Les autres déclarations qui font douter de la bonne foi souverainiste du RN

Un grand nombre de ces mesures souverainistes définies par le RN se heurteront bien sûr au droit européen. En 2017, Marine Le Pen proposait un référendum sur la sortie de l'UE. La sortie de l'euro et de l'espace Schengen étaient également envisagés. En 2022, il n'en est plus question. Il est certes, stratégiquement périlleux de tout miser sur un Frexit. Faut-il pour autant se lier les mains en excluant toute sortie de l'UE et de l'euro ?

La recherche d'honorabilité et de respectabilité au niveau de nos élites amène le RN à revoir son programme dans un sens moins souverainiste et plus libéral sur le plan économique. Ainsi sur la question de la dette, capitale dans la reprise de notre souveraineté, Marine Le Pen est prête à lâcher sur l'essentiel. Dans un entretien sur le thème de la dette au journal l'Opinion elle déclare : « Une dette doit être remboursée. Il y a là un aspect moral essentiel. A partir du moment où un Etat souverain fait appel à une source de financement extérieure, sa parole est d’airain. Il s’organise pour rembourser sa dette contre vents et marées ». (4) Rester dépendant des marchés financiers pour établir les ressources de nos politiques publiques nuit gravement à notre souveraineté !

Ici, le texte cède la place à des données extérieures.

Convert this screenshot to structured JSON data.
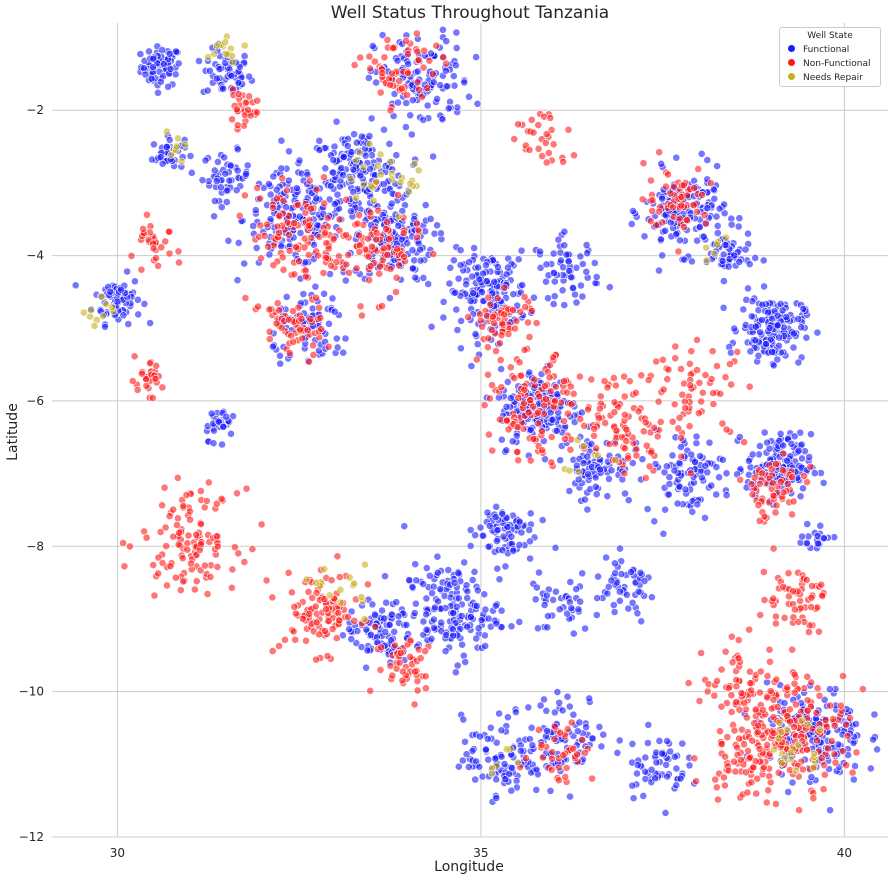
{
  "chart_data": {
    "type": "scatter",
    "title": "Well Status Throughout Tanzania",
    "xlabel": "Longitude",
    "ylabel": "Latitude",
    "xlim": [
      29.1,
      40.6
    ],
    "ylim": [
      -12,
      -0.8
    ],
    "xticks": [
      30,
      35,
      40
    ],
    "yticks": [
      -2,
      -4,
      -6,
      -8,
      -10,
      -12
    ],
    "grid": true,
    "legend": {
      "title": "Well State",
      "position": "top-right"
    },
    "series": [
      {
        "name": "Functional",
        "color": "#1a1aff",
        "clusters": [
          {
            "x": 30.6,
            "y": -1.4,
            "r": 0.25,
            "n": 70
          },
          {
            "x": 31.5,
            "y": -1.5,
            "r": 0.3,
            "n": 60
          },
          {
            "x": 30.0,
            "y": -4.6,
            "r": 0.3,
            "n": 70
          },
          {
            "x": 30.7,
            "y": -2.6,
            "r": 0.2,
            "n": 40
          },
          {
            "x": 31.5,
            "y": -2.9,
            "r": 0.3,
            "n": 50
          },
          {
            "x": 32.4,
            "y": -3.5,
            "r": 0.6,
            "n": 160
          },
          {
            "x": 33.3,
            "y": -2.9,
            "r": 0.6,
            "n": 200
          },
          {
            "x": 33.8,
            "y": -3.8,
            "r": 0.5,
            "n": 140
          },
          {
            "x": 34.2,
            "y": -1.6,
            "r": 0.6,
            "n": 120
          },
          {
            "x": 35.1,
            "y": -4.5,
            "r": 0.5,
            "n": 160
          },
          {
            "x": 36.2,
            "y": -4.2,
            "r": 0.4,
            "n": 60
          },
          {
            "x": 37.8,
            "y": -3.4,
            "r": 0.5,
            "n": 170
          },
          {
            "x": 38.4,
            "y": -4.0,
            "r": 0.3,
            "n": 50
          },
          {
            "x": 39.0,
            "y": -5.0,
            "r": 0.4,
            "n": 160
          },
          {
            "x": 39.1,
            "y": -6.9,
            "r": 0.4,
            "n": 150
          },
          {
            "x": 35.8,
            "y": -6.1,
            "r": 0.5,
            "n": 160
          },
          {
            "x": 36.6,
            "y": -6.9,
            "r": 0.4,
            "n": 80
          },
          {
            "x": 37.8,
            "y": -7.0,
            "r": 0.5,
            "n": 90
          },
          {
            "x": 34.6,
            "y": -8.9,
            "r": 0.6,
            "n": 170
          },
          {
            "x": 35.3,
            "y": -7.8,
            "r": 0.4,
            "n": 80
          },
          {
            "x": 33.6,
            "y": -9.2,
            "r": 0.4,
            "n": 90
          },
          {
            "x": 35.3,
            "y": -10.9,
            "r": 0.5,
            "n": 100
          },
          {
            "x": 36.2,
            "y": -10.6,
            "r": 0.5,
            "n": 80
          },
          {
            "x": 37.4,
            "y": -11.0,
            "r": 0.4,
            "n": 60
          },
          {
            "x": 39.6,
            "y": -10.6,
            "r": 0.6,
            "n": 170
          },
          {
            "x": 39.6,
            "y": -7.9,
            "r": 0.2,
            "n": 20
          },
          {
            "x": 31.4,
            "y": -6.3,
            "r": 0.2,
            "n": 30
          },
          {
            "x": 32.7,
            "y": -5.0,
            "r": 0.5,
            "n": 80
          },
          {
            "x": 37.0,
            "y": -8.6,
            "r": 0.4,
            "n": 50
          },
          {
            "x": 36.1,
            "y": -8.8,
            "r": 0.4,
            "n": 40
          }
        ]
      },
      {
        "name": "Non-Functional",
        "color": "#ff1a1a",
        "clusters": [
          {
            "x": 31.0,
            "y": -7.9,
            "r": 0.6,
            "n": 120
          },
          {
            "x": 32.8,
            "y": -8.9,
            "r": 0.5,
            "n": 100
          },
          {
            "x": 33.9,
            "y": -1.5,
            "r": 0.5,
            "n": 60
          },
          {
            "x": 32.5,
            "y": -3.7,
            "r": 0.6,
            "n": 100
          },
          {
            "x": 33.5,
            "y": -3.9,
            "r": 0.6,
            "n": 100
          },
          {
            "x": 32.4,
            "y": -5.0,
            "r": 0.4,
            "n": 60
          },
          {
            "x": 35.8,
            "y": -6.1,
            "r": 0.6,
            "n": 120
          },
          {
            "x": 37.0,
            "y": -6.3,
            "r": 0.6,
            "n": 90
          },
          {
            "x": 39.3,
            "y": -10.5,
            "r": 0.7,
            "n": 200
          },
          {
            "x": 38.6,
            "y": -11.0,
            "r": 0.5,
            "n": 60
          },
          {
            "x": 39.3,
            "y": -8.7,
            "r": 0.4,
            "n": 60
          },
          {
            "x": 39.0,
            "y": -7.2,
            "r": 0.4,
            "n": 60
          },
          {
            "x": 30.4,
            "y": -5.7,
            "r": 0.2,
            "n": 30
          },
          {
            "x": 30.5,
            "y": -3.9,
            "r": 0.3,
            "n": 30
          },
          {
            "x": 31.7,
            "y": -2.0,
            "r": 0.2,
            "n": 30
          },
          {
            "x": 35.3,
            "y": -4.9,
            "r": 0.4,
            "n": 60
          },
          {
            "x": 38.0,
            "y": -5.9,
            "r": 0.6,
            "n": 60
          },
          {
            "x": 34.0,
            "y": -9.6,
            "r": 0.4,
            "n": 50
          },
          {
            "x": 36.1,
            "y": -10.8,
            "r": 0.4,
            "n": 40
          },
          {
            "x": 37.7,
            "y": -3.2,
            "r": 0.4,
            "n": 60
          },
          {
            "x": 38.6,
            "y": -9.9,
            "r": 0.5,
            "n": 60
          },
          {
            "x": 35.8,
            "y": -2.4,
            "r": 0.4,
            "n": 30
          }
        ]
      },
      {
        "name": "Needs Repair",
        "color": "#c4b01e",
        "clusters": [
          {
            "x": 31.5,
            "y": -1.2,
            "r": 0.3,
            "n": 15
          },
          {
            "x": 29.8,
            "y": -4.8,
            "r": 0.2,
            "n": 10
          },
          {
            "x": 33.5,
            "y": -2.9,
            "r": 0.3,
            "n": 15
          },
          {
            "x": 34.0,
            "y": -3.0,
            "r": 0.3,
            "n": 12
          },
          {
            "x": 33.1,
            "y": -8.6,
            "r": 0.3,
            "n": 15
          },
          {
            "x": 39.3,
            "y": -10.7,
            "r": 0.4,
            "n": 20
          },
          {
            "x": 36.4,
            "y": -6.8,
            "r": 0.3,
            "n": 8
          },
          {
            "x": 30.8,
            "y": -2.5,
            "r": 0.2,
            "n": 8
          },
          {
            "x": 35.4,
            "y": -11.0,
            "r": 0.3,
            "n": 6
          },
          {
            "x": 38.2,
            "y": -3.9,
            "r": 0.3,
            "n": 6
          }
        ]
      }
    ]
  }
}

Pour rassurer ces marchés financiers le RN a renoncé à de nombreuses mesures sociales prévues dans les programmes précédents (retraite à 60 ans, relèvement du taux d’imposition sur les sociétés, élargissement de l’assiette des retraites aux revenus du capital). Ces mesures sont remplacés par des mesures libérales : nouvelles exonération de « charges » pour les entreprises, « exonérer d’impôt sur le revenu tous les jeunes actifs jusqu’à 30 ans pour qu’ils restent en France et fondent leur famille chez nous » « Supprimer l’impôt sur les sociétés pour les entrepreneurs de moins de 30 ans pendant les 5 premières années pour éviter leur départ à l’étranger », « Exonérer les donations des parents mais aussi des grands-parents à leurs enfants et petits-enfants jusqu’à 100 000€ par enfant tous les dix ans », « Supprimer la Cotisation Foncière des Entreprises (CFE) qui pénalise les PME-TPE locales et les impôts de production qui nuisent à la relocalisation. » (5)

Ces mesures coexistent dans le programme du RN avec des mesures plus sociales (protectionnisme, plan d'urgence pour la santé, création d'un impôt sur la fortune financière, réindexation des salaires sur l'inflation, minimum vieillesse à 1 000 € par mois...) dans un ensemble hétéroclite qui cherche à ménager la chèvre du pouvoir financier avec le chou des aspirations populaires.

De telles contradictions laissent penser qu’il s’agit là d’un souverainisme de façade.